I’ve listened to a couple of interviews with Dario Amodei, CEO of Anthropic, this year. In both of them, he dropped the term “compute multiplier” a few times. This concept is exceptionally important in the field of ML, and I don’t see it talked about enough. In this post, I’m going to attempt to explain what it is and why it is so important.
Computational Efficiency
Chinchilla is undoubtedly the landmark academic paper of 2022 in the field of Machine Learning. It’s most known for documenting the optimal relationship between the amount of compute poured into training a neural network and the amount of data used to train said network. In the process, it refuted some of the findings of an OpenAI paper from 2020, Scaling Laws for Neural Language models, which claimed that the optimal data:compute ratio was far smaller than was correct. (By the way, I highly recommend this post if you want to read more about Chinchilla’s findings)
Chinchilla did another thing, though – it highlighted the importance of studying the computational efficiency of our learning algorithms. Lets dig in there a bit:
Compute efficiency is a measurement of how well your model performs taking into account only the amount of compute you used to train it.
“How well your model performs” is generally measured by a loss function applied to a test dataset, but can be measured using any stable, low-variance metric that gets improved as your model trains.
“Compute” is generally measured in FLOPs, but it can be thought of as “how many GPUs, for how long”.
Multipliers
Putting the two together, you can re-define compute efficiency a little bit: given a set of design and hyper-parameter choices and a fixed test loss target, compute efficiency is the measurement of how much compute is required to meet that test loss. A more efficient model requires less GPUs, a less efficient one needs more.
And this is where the term “compute multipliers” come in. If you make any discovery that improves compute efficiency across all model scales, you have discovered a compute multipler. If your discovery increases efficiency by 20%, it’s as if your training fleet suddenly has 20% more GPUs in it.
Due to the way scaling actually works, compute multipliers are actually generally worth more than a proportional increase in the number of GPUs you have. This is because adding more GPUs comes with overhead which decreases the net efficiency of the system, for example slow interconnect speeds might mean that a GPU cluster that is 20% larger is only 18% faster at crunching your giant matmuls.
In a world where a single H100 costs $25k at a minimum, and we’re training these LLMs on thousands of these GPUs, you can see why these compute multipliers start to make a huge difference. Finding a 5% compute multiplier means you potentially saved your 4000-GPU company $5M in GPUs. That savings can be applied in several ways: buying less GPUs, training faster, or training a larger & better model.
Where are they hiding?
I started this post mentioning that Dario had talked about compute multipliers. The context within which he talked about them in both podcasts I listened to was within an infosec discussion – he considers proprietary compute multipliers to be the among the most valuable corporate secrets that Anthropic has.
As such, I obviously can’t share specifics on where you might go to look for these things. That’s OK, though, as the point of this post is to foster a different way of thinking about how improvements are made to ML algorithms.
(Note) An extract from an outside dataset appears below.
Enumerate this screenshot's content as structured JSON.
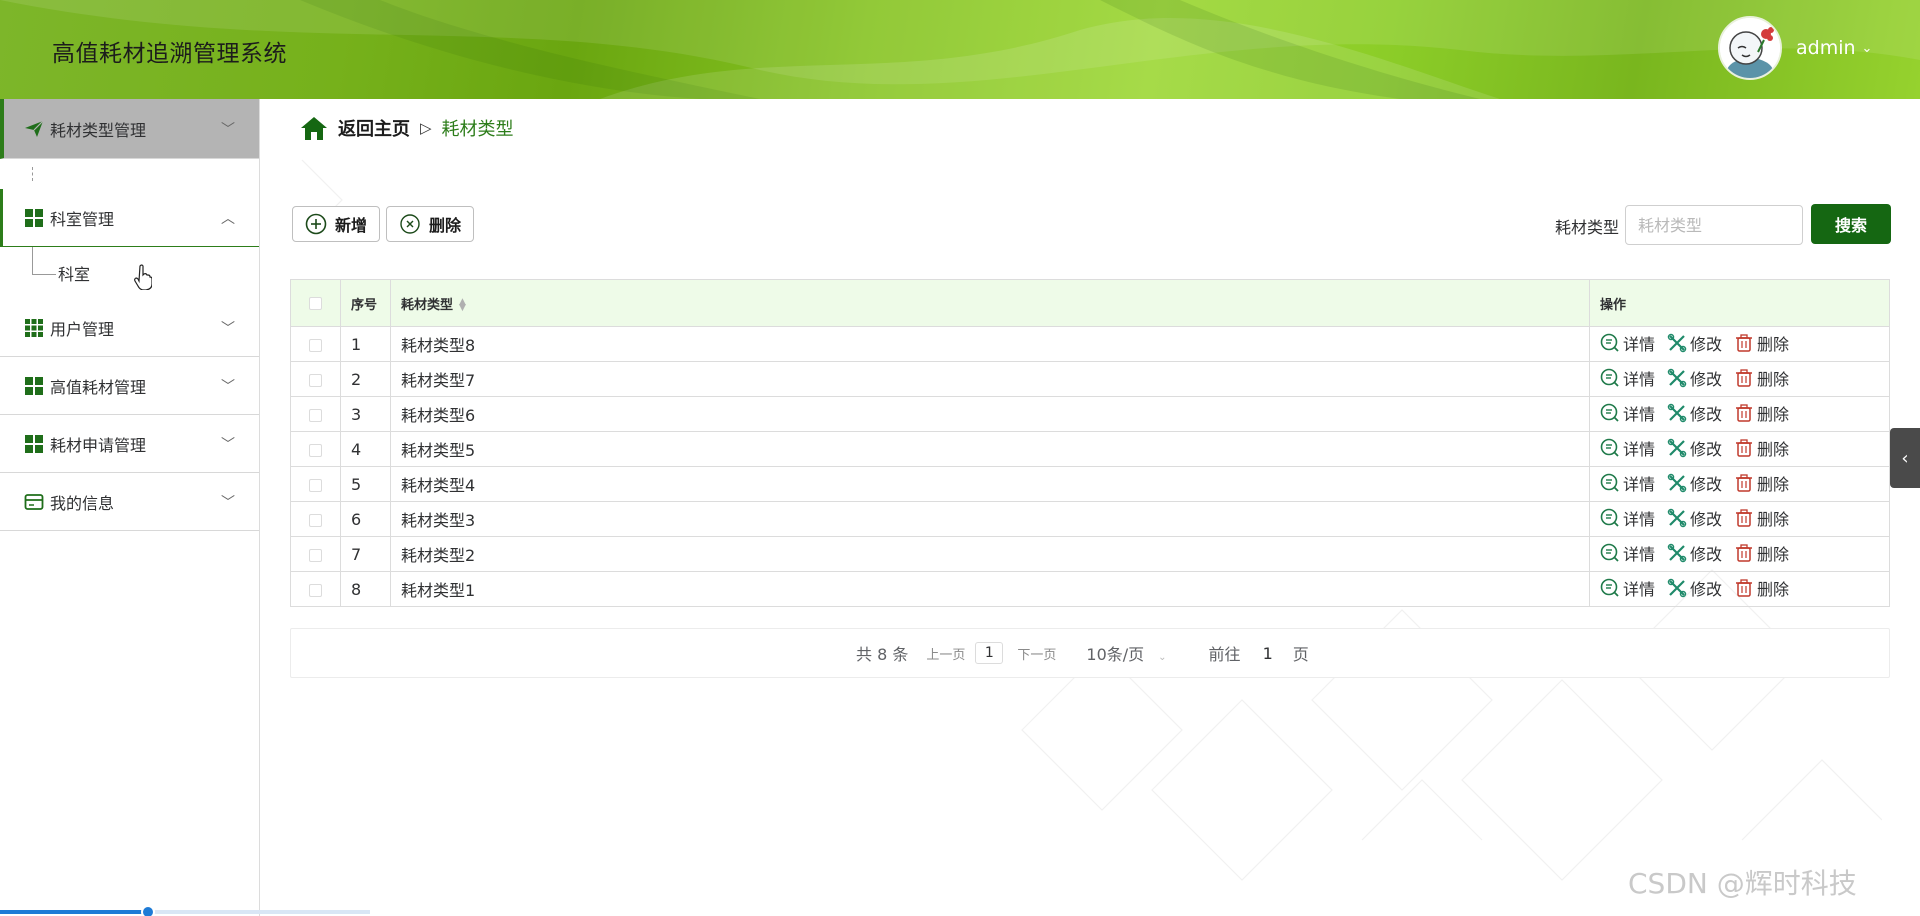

I think the search for compute multipliers is far more ubiquitous than anyone who doesn’t religiously adhere to scaling laws might think: literally every single scientist in the field of machine learning that isn’t looking into new applications of existing techniques should be performing compute efficiency scans to ensure that their discoveries are actually relevant. Some examples:
- You invent a new architecture that proposes to replace the transformer – you better show that you achieve better test losses than a transformer with a fixed compute budget!
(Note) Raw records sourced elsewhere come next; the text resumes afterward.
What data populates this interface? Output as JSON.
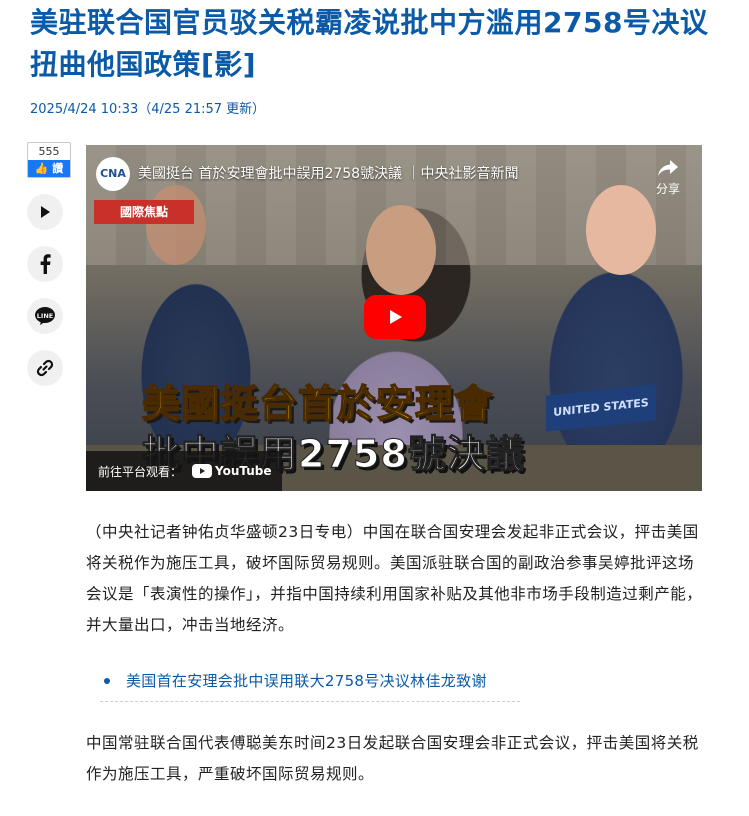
{
  "article": {
    "headline": "美驻联合国官员驳关税霸凌说批中方滥用2758号决议扭曲他国政策[影]",
    "dateline": "2025/4/24 10:33（4/25 21:57 更新）"
  },
  "social": {
    "like_count": "555",
    "like_label": "讚"
  },
  "video": {
    "logo_text": "CNA",
    "title": "美國挺台 首於安理會批中誤用2758號決議 ｜中央社影音新聞",
    "share_label": "分享",
    "badge": "國際焦點",
    "caption_line1": "美國挺台首於安理會",
    "caption_line2": "批中誤用2758號決議",
    "nameplate": "UNITED STATES",
    "watch_on": "前往平台观看：",
    "platform": "YouTube"
  },
  "body": {
    "paragraph1": "（中央社记者钟佑贞华盛顿23日专电）中国在联合国安理会发起非正式会议，抨击美国将关税作为施压工具，破坏国际贸易规则。美国派驻联合国的副政治参事吴婷批评这场会议是「表演性的操作」，并指中国持续利用国家补贴及其他非市场手段制造过剩产能，并大量出口，冲击当地经济。",
    "related_link": "美国首在安理会批中误用联大2758号决议林佳龙致谢",
    "paragraph2": "中国常驻联合国代表傅聪美东时间23日发起联合国安理会非正式会议，抨击美国将关税作为施压工具，严重破坏国际贸易规则。"
  },
  "colors": {
    "accent": "#0a5aa8",
    "facebook": "#1877f2",
    "youtube_red": "#ff0000"
  }
}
- You create a new dataset – does it improve a test loss that you care about when compared with an otherwise identical model trained for an identical duration of time/tokens?
- You invent a new optimizer algorithm – what test loss does it achieve when compared with the old one?
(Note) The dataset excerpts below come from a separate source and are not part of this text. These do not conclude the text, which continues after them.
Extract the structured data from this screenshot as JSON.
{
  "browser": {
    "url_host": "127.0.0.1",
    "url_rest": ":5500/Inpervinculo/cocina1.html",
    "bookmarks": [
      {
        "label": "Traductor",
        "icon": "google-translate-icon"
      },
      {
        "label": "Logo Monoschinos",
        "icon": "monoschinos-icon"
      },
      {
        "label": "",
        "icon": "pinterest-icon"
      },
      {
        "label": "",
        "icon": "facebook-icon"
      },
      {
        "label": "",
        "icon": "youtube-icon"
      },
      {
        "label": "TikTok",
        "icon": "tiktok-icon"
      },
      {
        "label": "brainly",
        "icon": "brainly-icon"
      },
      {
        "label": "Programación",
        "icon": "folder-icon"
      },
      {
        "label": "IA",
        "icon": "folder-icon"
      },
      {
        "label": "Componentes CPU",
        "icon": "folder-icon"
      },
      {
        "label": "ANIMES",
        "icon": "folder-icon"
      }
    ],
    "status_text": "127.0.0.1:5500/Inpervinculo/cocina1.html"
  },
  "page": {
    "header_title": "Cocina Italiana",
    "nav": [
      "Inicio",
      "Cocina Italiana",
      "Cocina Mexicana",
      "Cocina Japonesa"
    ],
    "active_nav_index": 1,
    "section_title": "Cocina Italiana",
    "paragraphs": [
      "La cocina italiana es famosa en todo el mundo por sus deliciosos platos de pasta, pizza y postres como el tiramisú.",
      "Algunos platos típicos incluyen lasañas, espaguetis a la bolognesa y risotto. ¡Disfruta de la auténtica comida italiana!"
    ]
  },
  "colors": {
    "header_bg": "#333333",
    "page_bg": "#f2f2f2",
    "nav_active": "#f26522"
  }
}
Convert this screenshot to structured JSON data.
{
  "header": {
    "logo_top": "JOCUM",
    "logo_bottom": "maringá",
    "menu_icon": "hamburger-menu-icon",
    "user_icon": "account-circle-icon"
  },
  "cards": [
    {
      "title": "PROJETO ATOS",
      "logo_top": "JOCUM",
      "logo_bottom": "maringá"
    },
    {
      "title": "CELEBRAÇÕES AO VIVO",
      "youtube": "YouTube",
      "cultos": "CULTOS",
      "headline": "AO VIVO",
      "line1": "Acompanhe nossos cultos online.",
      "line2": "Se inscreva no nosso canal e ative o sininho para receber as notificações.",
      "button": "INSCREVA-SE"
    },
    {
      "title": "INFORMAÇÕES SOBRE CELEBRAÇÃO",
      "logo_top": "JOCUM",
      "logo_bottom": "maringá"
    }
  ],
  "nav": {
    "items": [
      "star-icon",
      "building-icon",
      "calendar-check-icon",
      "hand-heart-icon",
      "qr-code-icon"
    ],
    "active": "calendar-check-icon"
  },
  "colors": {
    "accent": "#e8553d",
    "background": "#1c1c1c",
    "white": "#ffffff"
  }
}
- You tweak some hyperparameters – …. you get the point
In general, the important conclusion is that if you believe in scaling laws (and you should!), then it is not impressive to simply come up with an idea and achieve a state of the art score on some evaluation metric. Anyone can do that with any architecture and enough compute. You must measure the performance of your idea against other ideas with compute fixed.
Funnily enough if everyone did this, we’d see a lot less papers in the field as it’d become clear pretty quickly that most ideas simply don’t pan out where it matters. The only reason the paper mills keep turning is that just about everything can be SOTA with enough scale, compute and eval hacking.